Though my health was much improved, I was still delicate and subject to attacks of languor. One evening, Kate, seeing me scarcely able to sit up, wanted me to go to bed; but Cornelius had been out all day, I wished to await his return, so I went to the back-parlour, reclined on a couch, and there fell asleep.

I was partly awakened by the sound of voices talking earnestly in the next room, of which the door stood half open. I listened, still half asleep: one of the voices was that of Cornelius, passionately entreating; the other that of Miriam, coldly denying and accusing him of infidelity to the dead, whilst with ardent warmth he protested that she alone had been mistress of his thoughts. I sat up on the couch amazed and confounded. My room was dark, they could not see me, but I could see them. Miriam sat by the table, clad in deep mourning; Cornelius by her, with his face averted from me; he held her hand in his, still entreating; she said nothing, but she no longer denied. He raised her hand to his lips unreproved; whilst a bright rosy hue, that seemed too ardent for a blush, passed over her face, late so pale with grief.
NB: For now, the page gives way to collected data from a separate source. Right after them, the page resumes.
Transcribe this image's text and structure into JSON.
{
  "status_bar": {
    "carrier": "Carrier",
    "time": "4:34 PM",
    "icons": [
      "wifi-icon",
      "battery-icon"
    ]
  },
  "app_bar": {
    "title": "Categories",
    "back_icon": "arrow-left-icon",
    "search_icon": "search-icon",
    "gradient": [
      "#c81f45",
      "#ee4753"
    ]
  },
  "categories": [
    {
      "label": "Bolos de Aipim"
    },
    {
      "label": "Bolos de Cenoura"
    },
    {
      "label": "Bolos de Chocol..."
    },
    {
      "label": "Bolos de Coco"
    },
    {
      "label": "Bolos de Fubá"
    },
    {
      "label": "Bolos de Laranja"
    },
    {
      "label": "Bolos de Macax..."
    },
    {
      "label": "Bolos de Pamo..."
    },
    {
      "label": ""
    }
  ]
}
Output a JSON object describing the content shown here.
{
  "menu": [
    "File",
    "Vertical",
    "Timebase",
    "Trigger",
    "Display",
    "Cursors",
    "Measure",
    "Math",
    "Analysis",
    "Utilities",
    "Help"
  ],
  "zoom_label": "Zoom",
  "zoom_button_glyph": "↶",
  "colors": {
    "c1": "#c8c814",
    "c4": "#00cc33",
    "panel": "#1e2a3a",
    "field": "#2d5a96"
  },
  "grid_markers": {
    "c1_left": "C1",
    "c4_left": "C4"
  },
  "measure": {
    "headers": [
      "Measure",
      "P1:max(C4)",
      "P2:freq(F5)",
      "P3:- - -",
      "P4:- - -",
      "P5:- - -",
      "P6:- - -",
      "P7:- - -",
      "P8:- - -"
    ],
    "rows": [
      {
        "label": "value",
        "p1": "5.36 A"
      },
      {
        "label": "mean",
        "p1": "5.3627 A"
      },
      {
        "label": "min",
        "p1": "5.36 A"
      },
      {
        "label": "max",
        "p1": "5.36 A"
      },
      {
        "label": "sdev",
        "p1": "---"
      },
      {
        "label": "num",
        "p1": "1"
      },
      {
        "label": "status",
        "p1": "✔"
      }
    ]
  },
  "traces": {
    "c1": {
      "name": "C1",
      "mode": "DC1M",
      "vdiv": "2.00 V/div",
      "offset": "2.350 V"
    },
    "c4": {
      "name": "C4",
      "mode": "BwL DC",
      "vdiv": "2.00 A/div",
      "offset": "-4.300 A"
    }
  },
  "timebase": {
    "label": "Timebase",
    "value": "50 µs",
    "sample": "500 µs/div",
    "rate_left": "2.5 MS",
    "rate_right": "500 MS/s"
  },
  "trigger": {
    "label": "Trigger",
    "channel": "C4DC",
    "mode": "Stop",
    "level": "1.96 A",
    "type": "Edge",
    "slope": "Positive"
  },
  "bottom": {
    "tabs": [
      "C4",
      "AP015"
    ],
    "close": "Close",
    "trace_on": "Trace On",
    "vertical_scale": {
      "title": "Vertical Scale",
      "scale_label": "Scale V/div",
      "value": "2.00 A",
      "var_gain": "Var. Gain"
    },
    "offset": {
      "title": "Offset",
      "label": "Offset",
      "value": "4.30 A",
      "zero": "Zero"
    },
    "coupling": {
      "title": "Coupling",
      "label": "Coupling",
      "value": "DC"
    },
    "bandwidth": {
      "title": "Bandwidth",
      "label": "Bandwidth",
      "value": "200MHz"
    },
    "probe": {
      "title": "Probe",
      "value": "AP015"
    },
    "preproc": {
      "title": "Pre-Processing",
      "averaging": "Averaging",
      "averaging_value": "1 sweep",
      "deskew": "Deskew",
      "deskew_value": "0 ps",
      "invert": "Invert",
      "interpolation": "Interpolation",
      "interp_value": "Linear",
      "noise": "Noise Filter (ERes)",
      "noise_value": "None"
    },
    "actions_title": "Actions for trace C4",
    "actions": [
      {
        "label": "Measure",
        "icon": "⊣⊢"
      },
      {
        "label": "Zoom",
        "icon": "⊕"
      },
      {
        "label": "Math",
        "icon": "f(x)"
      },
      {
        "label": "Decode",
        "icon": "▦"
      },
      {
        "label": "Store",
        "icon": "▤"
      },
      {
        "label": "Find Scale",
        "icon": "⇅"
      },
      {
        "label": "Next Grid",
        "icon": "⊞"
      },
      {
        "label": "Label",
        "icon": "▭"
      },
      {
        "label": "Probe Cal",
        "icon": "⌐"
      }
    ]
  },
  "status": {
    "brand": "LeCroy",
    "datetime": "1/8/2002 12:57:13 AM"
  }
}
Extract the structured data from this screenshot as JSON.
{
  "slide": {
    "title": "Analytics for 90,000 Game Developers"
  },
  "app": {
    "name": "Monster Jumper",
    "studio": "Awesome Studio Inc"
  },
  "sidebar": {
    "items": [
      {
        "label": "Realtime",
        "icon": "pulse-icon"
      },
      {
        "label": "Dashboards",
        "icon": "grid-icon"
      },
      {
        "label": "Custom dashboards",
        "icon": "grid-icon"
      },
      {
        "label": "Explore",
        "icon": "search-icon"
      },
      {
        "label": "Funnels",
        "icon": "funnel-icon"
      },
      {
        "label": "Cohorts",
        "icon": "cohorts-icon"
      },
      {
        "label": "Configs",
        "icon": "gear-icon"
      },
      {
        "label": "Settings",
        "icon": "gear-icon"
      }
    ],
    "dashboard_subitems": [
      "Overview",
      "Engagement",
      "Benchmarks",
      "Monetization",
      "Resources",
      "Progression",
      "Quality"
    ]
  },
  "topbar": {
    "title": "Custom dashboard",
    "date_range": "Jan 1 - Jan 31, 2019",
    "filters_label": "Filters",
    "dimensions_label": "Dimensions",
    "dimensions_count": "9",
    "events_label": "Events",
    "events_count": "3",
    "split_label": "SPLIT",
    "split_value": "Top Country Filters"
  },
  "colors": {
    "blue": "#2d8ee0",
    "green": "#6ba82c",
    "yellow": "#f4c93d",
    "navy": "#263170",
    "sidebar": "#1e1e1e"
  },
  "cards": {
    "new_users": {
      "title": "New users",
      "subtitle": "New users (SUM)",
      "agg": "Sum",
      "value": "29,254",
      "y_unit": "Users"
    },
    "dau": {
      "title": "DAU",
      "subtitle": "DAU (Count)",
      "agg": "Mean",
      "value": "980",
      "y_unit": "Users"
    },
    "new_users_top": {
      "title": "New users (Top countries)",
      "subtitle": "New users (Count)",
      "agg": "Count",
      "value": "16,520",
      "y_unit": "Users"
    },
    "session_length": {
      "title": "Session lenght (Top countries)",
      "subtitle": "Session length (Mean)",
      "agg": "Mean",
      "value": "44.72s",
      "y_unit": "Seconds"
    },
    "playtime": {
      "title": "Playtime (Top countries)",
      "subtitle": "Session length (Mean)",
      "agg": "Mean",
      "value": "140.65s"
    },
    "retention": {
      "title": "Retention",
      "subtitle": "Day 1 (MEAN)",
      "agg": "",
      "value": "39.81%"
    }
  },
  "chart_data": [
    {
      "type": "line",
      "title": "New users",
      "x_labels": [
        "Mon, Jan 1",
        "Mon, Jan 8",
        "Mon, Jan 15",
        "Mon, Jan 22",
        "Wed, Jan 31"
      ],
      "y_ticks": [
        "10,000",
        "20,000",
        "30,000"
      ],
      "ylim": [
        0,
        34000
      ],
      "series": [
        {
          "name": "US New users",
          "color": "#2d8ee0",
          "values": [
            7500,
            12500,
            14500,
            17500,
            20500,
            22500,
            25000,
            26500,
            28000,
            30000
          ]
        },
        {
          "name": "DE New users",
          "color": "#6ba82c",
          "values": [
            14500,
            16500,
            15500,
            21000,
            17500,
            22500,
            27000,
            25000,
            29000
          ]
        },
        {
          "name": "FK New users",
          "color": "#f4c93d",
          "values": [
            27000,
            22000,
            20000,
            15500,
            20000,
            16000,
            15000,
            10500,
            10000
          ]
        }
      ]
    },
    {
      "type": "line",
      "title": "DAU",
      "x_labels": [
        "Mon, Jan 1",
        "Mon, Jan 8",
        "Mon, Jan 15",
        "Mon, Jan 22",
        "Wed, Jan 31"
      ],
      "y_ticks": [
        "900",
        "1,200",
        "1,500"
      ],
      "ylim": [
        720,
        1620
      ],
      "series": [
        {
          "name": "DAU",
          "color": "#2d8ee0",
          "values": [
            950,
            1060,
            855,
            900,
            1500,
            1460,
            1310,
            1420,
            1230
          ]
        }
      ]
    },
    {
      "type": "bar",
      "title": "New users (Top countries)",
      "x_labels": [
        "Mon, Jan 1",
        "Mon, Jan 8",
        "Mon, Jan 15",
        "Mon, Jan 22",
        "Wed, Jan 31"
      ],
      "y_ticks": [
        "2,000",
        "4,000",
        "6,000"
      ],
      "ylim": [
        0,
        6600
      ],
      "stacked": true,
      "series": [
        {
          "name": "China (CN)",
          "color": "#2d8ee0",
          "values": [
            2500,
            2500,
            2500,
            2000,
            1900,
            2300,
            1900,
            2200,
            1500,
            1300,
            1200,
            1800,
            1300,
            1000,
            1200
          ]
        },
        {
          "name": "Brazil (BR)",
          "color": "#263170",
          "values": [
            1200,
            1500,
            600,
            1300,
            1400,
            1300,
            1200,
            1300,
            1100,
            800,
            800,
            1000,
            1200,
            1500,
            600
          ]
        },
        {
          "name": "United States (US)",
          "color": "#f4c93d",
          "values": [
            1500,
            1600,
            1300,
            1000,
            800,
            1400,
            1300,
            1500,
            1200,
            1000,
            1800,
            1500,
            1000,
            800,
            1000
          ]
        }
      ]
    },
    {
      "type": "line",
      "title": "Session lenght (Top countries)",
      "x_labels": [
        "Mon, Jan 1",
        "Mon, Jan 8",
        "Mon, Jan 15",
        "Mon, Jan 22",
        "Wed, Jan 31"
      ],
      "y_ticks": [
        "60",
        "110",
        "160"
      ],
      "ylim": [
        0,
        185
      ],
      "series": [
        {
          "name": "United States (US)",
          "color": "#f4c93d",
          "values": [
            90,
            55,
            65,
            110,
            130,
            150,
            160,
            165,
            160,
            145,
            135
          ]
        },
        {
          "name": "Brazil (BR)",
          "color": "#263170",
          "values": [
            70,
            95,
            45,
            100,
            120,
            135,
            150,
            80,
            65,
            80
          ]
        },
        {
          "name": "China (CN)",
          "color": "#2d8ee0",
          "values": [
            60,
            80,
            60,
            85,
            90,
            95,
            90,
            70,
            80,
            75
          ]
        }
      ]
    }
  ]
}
I sank back on my couch, frightened at having heard and seen what had never been meant for my ear or sight; but I could not help it; I could not leave the room where I was, without breaking in upon them; twice I rose to do so, but each time my courage failed me. So I kept quiet, and stopping my ears with my fingers, did my best not to hear. I could not however help catching words now and then, and once I heard Miriam saying—

"Do you know why I, who never thought of you before this last hour, now wish to love you?—Because you are so unlike me."

What Cornelius replied I know not. Soon after this Miss Russell left. Cornelius had followed her to the door. He returned to the parlour, and throwing himself on the sofa, he there fell into a smiling reverie.

I softly left my couch, entered the parlour, and quietly sat down on a cushion at his feet. Cornelius looked as if he could not believe his eyes, then slowly sat up, and bent on me a face that darkened as he looked.